Interviewee: Shirley Miller
Interviewer: Jeffrey Boyce
Date: October 12, 2007

Description: A lifelong Okolona, MS, resident, Shirley Miller has built her career in the same cafeteria she ate her lunch in as a child at Okolona Elementary School.

Jeffrey Boyce: This is Jeffrey Boyce. I am here at the Okolona Elementary School today, October 12, 2007, with Shirley Miller. Thank you so much Shirley for agreeing to share your story with me today.

Shirley Miller: You’re welcome.

JB: Could you begin by telling me a little bit about yourself, where you were born, where you grew up, and where you went to school?

SM: I was born here in Okolona, Mississippi, and I went to school at Okolona Elementary School.
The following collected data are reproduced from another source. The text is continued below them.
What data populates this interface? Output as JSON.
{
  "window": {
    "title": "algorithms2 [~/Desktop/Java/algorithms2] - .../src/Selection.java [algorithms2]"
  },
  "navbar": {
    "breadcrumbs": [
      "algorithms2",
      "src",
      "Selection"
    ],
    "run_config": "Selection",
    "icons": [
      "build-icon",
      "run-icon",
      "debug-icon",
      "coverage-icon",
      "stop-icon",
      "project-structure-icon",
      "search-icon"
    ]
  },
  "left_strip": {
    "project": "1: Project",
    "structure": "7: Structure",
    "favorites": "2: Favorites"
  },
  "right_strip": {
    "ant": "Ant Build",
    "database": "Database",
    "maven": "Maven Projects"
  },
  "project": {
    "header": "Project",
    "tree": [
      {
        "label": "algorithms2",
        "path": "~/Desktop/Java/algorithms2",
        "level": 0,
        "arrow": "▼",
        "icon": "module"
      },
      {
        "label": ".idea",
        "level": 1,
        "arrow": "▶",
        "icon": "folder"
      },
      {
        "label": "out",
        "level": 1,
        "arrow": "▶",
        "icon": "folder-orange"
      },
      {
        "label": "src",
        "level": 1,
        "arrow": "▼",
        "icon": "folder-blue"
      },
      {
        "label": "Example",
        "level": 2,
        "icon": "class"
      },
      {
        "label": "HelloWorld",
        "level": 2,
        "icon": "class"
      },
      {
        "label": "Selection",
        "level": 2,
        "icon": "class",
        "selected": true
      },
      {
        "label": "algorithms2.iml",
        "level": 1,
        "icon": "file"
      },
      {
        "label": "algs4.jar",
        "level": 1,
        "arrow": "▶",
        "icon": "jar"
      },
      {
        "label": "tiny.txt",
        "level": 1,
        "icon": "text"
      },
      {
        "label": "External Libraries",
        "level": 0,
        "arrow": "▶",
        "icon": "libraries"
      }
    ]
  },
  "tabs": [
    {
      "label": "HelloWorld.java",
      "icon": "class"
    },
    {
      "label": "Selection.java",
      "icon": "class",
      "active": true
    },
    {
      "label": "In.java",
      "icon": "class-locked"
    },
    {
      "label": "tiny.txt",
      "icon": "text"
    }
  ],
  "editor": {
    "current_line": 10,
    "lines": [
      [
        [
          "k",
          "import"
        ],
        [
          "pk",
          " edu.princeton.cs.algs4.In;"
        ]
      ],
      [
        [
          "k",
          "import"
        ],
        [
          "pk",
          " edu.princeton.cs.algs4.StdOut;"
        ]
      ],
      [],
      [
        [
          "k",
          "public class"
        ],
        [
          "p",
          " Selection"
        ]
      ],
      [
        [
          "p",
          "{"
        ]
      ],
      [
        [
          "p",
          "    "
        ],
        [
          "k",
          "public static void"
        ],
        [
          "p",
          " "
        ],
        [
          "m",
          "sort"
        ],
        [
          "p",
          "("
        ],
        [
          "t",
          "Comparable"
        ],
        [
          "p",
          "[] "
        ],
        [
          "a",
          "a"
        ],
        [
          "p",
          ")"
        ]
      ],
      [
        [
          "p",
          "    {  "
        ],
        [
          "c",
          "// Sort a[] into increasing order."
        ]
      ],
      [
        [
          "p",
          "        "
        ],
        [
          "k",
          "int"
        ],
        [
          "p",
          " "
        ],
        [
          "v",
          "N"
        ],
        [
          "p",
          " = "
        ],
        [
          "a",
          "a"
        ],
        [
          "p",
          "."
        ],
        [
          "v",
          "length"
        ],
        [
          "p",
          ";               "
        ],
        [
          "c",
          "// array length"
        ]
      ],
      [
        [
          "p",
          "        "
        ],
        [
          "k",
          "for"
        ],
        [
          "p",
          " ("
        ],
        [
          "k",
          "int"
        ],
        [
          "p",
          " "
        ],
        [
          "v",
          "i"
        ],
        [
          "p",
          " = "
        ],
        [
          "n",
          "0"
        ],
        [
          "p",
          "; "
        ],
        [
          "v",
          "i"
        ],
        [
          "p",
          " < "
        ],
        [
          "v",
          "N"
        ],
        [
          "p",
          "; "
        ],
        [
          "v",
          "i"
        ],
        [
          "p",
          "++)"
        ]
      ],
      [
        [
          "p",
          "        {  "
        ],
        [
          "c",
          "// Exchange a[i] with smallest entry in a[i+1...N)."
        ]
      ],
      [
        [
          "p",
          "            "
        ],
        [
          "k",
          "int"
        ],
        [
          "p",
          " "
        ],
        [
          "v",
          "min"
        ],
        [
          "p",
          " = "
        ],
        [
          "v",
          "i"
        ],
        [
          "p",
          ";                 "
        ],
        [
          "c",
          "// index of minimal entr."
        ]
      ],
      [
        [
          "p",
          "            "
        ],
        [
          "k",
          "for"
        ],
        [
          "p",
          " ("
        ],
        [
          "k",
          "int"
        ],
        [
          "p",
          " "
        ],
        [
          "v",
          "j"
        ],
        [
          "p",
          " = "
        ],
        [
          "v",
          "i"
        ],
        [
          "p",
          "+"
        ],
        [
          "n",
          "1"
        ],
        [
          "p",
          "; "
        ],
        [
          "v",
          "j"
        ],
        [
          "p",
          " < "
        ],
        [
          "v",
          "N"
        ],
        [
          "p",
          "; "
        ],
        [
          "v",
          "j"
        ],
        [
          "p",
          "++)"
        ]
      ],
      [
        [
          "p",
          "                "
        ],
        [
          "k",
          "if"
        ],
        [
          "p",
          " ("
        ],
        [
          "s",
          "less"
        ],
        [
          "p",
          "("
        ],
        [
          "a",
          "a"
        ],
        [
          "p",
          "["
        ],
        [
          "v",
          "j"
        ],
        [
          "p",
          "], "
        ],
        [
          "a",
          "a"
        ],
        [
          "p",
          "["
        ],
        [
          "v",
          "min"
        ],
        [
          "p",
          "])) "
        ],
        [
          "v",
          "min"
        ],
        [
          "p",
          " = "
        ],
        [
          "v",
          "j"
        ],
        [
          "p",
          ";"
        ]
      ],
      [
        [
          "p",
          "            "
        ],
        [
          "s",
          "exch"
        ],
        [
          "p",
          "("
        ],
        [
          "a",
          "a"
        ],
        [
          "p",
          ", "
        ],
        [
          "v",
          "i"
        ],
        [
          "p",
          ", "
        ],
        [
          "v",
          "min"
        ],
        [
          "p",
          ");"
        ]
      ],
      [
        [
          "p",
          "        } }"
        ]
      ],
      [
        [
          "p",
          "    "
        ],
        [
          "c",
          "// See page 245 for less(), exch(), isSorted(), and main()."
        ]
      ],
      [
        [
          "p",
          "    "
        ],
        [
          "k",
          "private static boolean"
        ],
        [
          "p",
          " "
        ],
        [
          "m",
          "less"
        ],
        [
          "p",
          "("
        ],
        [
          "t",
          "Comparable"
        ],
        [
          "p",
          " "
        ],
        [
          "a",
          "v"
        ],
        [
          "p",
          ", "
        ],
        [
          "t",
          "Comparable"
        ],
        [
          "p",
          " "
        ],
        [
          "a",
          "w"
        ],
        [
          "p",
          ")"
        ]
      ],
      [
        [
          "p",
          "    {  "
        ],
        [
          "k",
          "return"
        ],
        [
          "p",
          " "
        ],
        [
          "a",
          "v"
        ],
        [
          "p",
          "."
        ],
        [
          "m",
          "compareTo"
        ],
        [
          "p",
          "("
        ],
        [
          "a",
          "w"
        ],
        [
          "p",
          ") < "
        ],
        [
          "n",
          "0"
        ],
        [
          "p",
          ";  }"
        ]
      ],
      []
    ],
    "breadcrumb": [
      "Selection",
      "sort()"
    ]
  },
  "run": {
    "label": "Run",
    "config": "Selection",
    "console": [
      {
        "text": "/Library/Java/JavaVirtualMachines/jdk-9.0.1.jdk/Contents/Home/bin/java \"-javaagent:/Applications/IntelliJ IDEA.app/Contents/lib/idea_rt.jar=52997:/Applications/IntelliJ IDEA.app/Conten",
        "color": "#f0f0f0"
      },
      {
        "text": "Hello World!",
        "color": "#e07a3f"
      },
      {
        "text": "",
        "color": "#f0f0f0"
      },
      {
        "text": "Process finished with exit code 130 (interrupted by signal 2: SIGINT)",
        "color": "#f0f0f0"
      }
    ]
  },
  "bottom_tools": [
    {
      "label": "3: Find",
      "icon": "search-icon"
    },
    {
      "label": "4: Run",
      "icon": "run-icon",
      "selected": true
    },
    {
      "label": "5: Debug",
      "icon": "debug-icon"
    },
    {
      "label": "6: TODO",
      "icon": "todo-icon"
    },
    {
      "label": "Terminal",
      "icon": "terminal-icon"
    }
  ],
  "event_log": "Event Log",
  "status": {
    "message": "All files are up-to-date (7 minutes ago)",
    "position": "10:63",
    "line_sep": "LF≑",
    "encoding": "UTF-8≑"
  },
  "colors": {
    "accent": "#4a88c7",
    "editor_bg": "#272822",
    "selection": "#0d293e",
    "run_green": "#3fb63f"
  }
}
JB: What is your first, earliest recollection of child nutrition, the school lunch program? Did they have school lunch when you were going to elementary school?

SM: Yes. We came through the cafeteria like it is now, through the line.

JB: Has anything much changed since you were a student?

SM: No, not that I know of.

JB: So, how did you get involved in child nutrition; how did you start to work in the cafeteria?

SM: I heard about an opening and I was looking for a job, so I filled out an application and sent it back the same day.

JB: You were eager.

SM: Yes, I needed a job.

JB: How long have you been working in the cafeteria?

SM: Fourteen years.

JB: What’s your favorite part about your job?

SM: Serving.

JB: So you like the interaction with the children?

SM: Oh, yes.

JB: Any special stories about the children?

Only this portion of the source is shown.